Je termine ma relecture de Rue des Batailles. Au chapitre 75, dans les parents d’Elmina (les beaux-parents de Jules), bien sûr qu’on reconnaît Conceição et Yvon. Si c’est un roman à clé, ne cherchez plus, je vous donne de quoi crocheter la serrure.
Sa mère parlera de toute façon, quoi qu’il arrive, il ne sera pas nécessaire d’alimenter son feu : le moulin perpétuel soufflera sur les braises, toujours chaudes. Elle demandera quelquefois à Jules :
« Et toi, comment vas-tu ? »
Jules dira qu’il va bien, et elle sera contente.
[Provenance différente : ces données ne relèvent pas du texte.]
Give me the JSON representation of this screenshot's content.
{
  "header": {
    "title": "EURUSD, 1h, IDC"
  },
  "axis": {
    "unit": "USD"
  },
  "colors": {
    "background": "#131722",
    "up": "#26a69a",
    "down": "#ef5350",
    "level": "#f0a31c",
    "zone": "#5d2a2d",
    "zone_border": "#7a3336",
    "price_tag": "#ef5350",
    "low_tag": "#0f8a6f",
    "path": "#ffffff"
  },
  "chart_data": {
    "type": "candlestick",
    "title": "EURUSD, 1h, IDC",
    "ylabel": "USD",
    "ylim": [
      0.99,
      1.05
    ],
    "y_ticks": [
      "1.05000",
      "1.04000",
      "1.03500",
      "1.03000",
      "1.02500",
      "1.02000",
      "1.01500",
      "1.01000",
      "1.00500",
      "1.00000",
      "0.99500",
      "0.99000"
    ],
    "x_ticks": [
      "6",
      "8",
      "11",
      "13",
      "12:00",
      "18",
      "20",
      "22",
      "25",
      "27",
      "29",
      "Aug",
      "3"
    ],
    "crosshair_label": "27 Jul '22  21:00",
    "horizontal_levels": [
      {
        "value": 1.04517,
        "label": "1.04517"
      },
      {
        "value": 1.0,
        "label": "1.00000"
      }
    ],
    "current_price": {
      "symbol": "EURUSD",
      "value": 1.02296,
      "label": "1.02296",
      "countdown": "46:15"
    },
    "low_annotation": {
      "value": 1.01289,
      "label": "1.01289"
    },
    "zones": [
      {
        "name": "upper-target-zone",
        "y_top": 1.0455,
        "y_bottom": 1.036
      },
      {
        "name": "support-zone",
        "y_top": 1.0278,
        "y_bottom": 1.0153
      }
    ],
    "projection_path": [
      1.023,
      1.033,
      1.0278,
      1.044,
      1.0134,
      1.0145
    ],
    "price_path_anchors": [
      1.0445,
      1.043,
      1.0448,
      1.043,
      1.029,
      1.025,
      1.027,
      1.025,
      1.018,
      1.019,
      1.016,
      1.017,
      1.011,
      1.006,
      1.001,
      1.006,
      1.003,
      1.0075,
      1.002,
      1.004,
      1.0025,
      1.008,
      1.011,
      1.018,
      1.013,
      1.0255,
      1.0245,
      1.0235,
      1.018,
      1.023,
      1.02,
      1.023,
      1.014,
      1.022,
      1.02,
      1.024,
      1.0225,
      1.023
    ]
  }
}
Il y a deux relectures : celle pour corriger (je revois tout le manuscrit afin que Sonia ait entre les mains une version neuve, plutôt que celle de mars 2023 par laquelle nous nous sommes connus) ; et celle que je poursuis à voix haute. De celle-ci, nous sommes à la moitié : les deux chapitres 40 et 41 portant le même titre (« Le miroir »). Nous, c’est Pierre et moi dans la chambrette, la grotte où nous passons nos heures. On fait quoi ? On travaille. On fabrique les pièces qui seront exposées à Villetaneuse. Le clip en fait partie aussi. Notez dans vos agendas : vernissage le samedi 5 octobre, médiathèque Annie-Ernaux. Il y aura une lecture dessinée avec Marguerite Boutrolle ! Et la fameuse expo. On est dessus, à fond. On en fait trop. On en parle tout le temps. C’est trop bon.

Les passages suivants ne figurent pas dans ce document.